Thursday, December 29, 2016

MOCHICA, THE DYNAMIC PEOPLE.

The Mochica civilization flourished along the Northern Coast and Valleys of ancient Peru, in particular, in the Chicama and Trujillo Valleys. They were contemporary with the Nazca civilization further down the Coast.
The Mochica people dominated the River Valleys and were a dynamic, original, almost aggressive in a positive way, who worked out many of the social patterns later taken over in the religious and political roots of the Inca empire. The Moche state spread to eventually cover an area from the Huarmey Valley in the South to the Piura Valley in the North, and they even extended their influence as far as the Chincha Islands.
The Mochica society society was based on large-scale production and mass labor. They had a small noble class that organized the rules of production and work of the rest.
Their graphically painted pottery vessels show the power of bejeweled chieftains borne about on litters. Visitors of other ranks are shown dining at a different level at the same site or dimension, presented as a lower table than the one of the chieftains. The quipu, used during the time of the Inca empire, represented the levels in which the administration of power had to be done by using knots and different colors of the rainbow.
Artisans were full-time specialists in their crafts, and one pottery picture shows a line of weavers working away under a foreman's eye in the mass production of textiles. They expressed themselves in art with such a degree of aesthetics that their naturalistic and vibrant murals, ceramics, and metal work are amongst the most highly regarded in America. Historians compare the pottery of these North Coast people of ancient Peru with the art of classical Greece. In all these Mochica pottery there is a strong preoccupation with the power of the entities and things in the material or physical world in relation with the unseen world. Men are seen farming, fishing, hunting, and defending themselves from attacks.
The time of the Mochica seems to have been a kind of cosmological morning for the Andean thinking.
The Mochica built its capital city at the foot of the White Mountain (Cerro Blanco) and once covered an area of 300 hectares. Besides urban housing, plazas, storehouses, and workshop buildings, it also has impressive monuments which include two massive adobe brick pyramid-like mounds. These monumental structures, in their original state, display typical traits of Moche architecture: multiple levels, access ramps, and slanted roofing.
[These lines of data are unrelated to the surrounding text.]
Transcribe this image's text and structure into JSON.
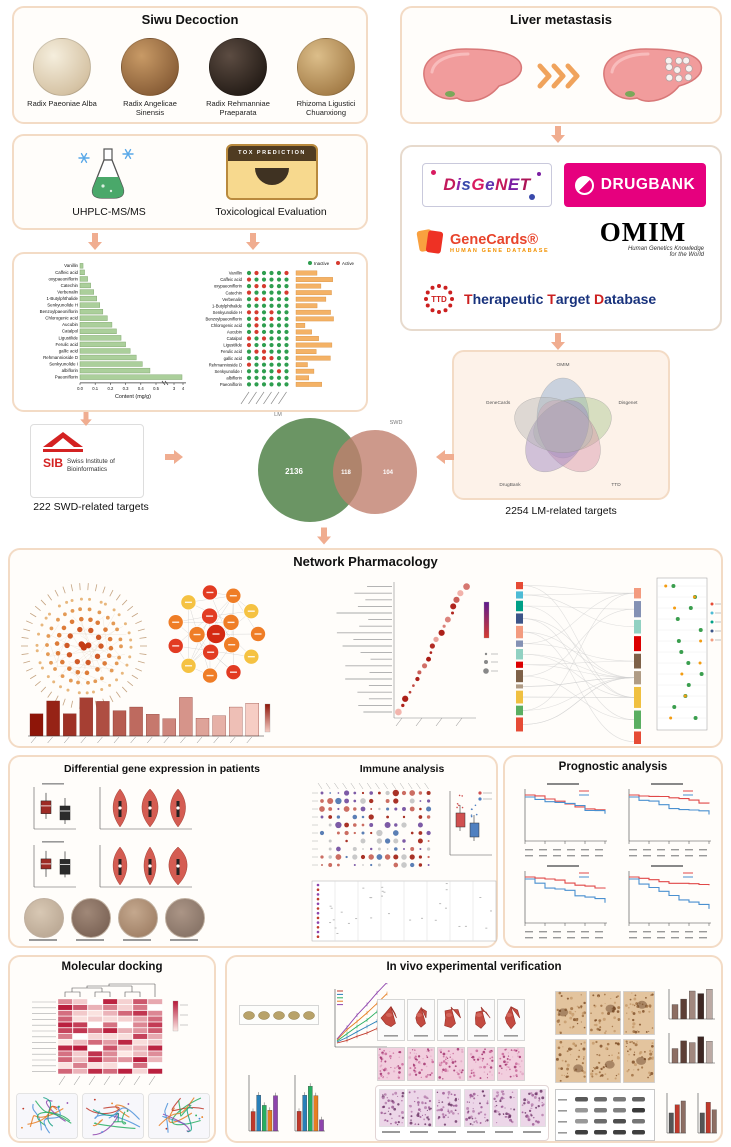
{
  "colors": {
    "panel_border": "#f3dbc5",
    "arrow": "#f0ad90",
    "bar_green": "#abcf9b",
    "venn_green": "#638f5c",
    "venn_pink": "#c1806e",
    "km_red": "#e04848",
    "km_blue": "#4a90d0",
    "drugbank_pink": "#e6007e",
    "genecards_red": "#e8442c",
    "ttd_red": "#cc2020",
    "ttd_blue": "#18327c",
    "liver_pink": "#f19c9c"
  },
  "siwu": {
    "title": "Siwu Decoction",
    "herbs": [
      {
        "name": "Radix Paeoniae Alba"
      },
      {
        "name": "Radix Angelicae Sinensis"
      },
      {
        "name": "Radix Rehmanniae Praeparata"
      },
      {
        "name": "Rhizoma Ligustici Chuanxiong"
      }
    ]
  },
  "liver": {
    "title": "Liver metastasis"
  },
  "methods": {
    "uhplc_label": "UHPLC-MS/MS",
    "tox_label": "Toxicological Evaluation",
    "tox_box_text": "TOX PREDICTION"
  },
  "content_chart": {
    "type": "bar",
    "xlabel": "Content (mg/g)",
    "x_ticks": [
      "0.0",
      "0.1",
      "0.2",
      "0.3",
      "0.4",
      "0.5",
      "3",
      "4"
    ],
    "compounds": [
      "Vanillin",
      "Caffeic acid",
      "oxypaeoniflorin",
      "Catechin",
      "Verbenalin",
      "1-Butylphthalide",
      "Senkyunolide H",
      "Benzoylpaeoniflorin",
      "Chlorogenic acid",
      "Aucubin",
      "Catalpol",
      "Ligustilide",
      "Ferulic acid",
      "gallic acid",
      "Rehmannioside D",
      "Senkyunolide I",
      "albiflorin",
      "Paeoniflorin"
    ],
    "values": [
      0.02,
      0.03,
      0.05,
      0.07,
      0.09,
      0.11,
      0.13,
      0.15,
      0.18,
      0.21,
      0.24,
      0.27,
      0.3,
      0.33,
      0.37,
      0.41,
      0.46,
      4.0
    ]
  },
  "tox_chart": {
    "type": "dot-matrix",
    "legend": [
      {
        "label": "Inactive",
        "color": "#2e9e4f"
      },
      {
        "label": "Active",
        "color": "#d63b2f"
      }
    ]
  },
  "databases": {
    "disgenet": "DisGeNET",
    "drugbank": "DRUGBANK",
    "genecards": "GeneCards®",
    "genecards_sub": "HUMAN GENE DATABASE",
    "omim": "OMIM",
    "omim_sub1": "Human Genetics Knowledge",
    "omim_sub2": "for the World",
    "ttd_abbr": "TTD",
    "ttd_parts": {
      "c1": "T",
      "r1": "herapeutic ",
      "c2": "T",
      "r2": "arget ",
      "c3": "D",
      "r3": "atabase"
    }
  },
  "venn5": {
    "labels": [
      "OMIM",
      "Disgenet",
      "TTD",
      "DrugBank",
      "GeneCards"
    ]
  },
  "sib": {
    "abbr": "SIB",
    "line1": "Swiss Institute of",
    "line2": "Bioinformatics"
  },
  "targets": {
    "swd": "222 SWD-related targets",
    "lm": "2254 LM-related targets"
  },
  "venn2": {
    "left_set": "LM",
    "right_set": "SWD",
    "left_count": "2136",
    "overlap_count": "118",
    "right_count": "104"
  },
  "sections": {
    "network": "Network Pharmacology",
    "dge": "Differential gene expression in patients",
    "immune": "Immune analysis",
    "prognostic": "Prognostic analysis",
    "docking": "Molecular docking",
    "invivo": "In vivo  experimental verification"
  }
}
By far, the biggest monument to be found on the Coast is the Pyramid of the Sun (Huaca del Sol) near the modern city of Trujillo, estimated to contain 140 million adobe bricks each stamped with a maker's mark. It has 4 tiers and stands 40 meters high today. Originally it stood over 50 meters high, covered an area of 340x160 meters. A ramp on the North side gives access to the summit, which is a platform in the form of a Cross. The smaller structure known as the Pyramid of the Moon (Huaca de la Luna), stands 500 meters away and was built using some 50 million adobe bricks. It has 3 tiers and is decorated with friezes showing Moche mythology and rituals. The entire structure was once enclosed within a high adobe Brick Wall. Both pyramids were originally brightly colored in red, white, yellow, and black, and were used as an imposing setting to perform sacred rituals and ceremonies.
The European invaders later diverted the Rio Moche in order to break down the Pyramids and loot the tombs within, suggesting that the pyramids were also used by the Moches for generations as a home for the souls of their important persons according to its role.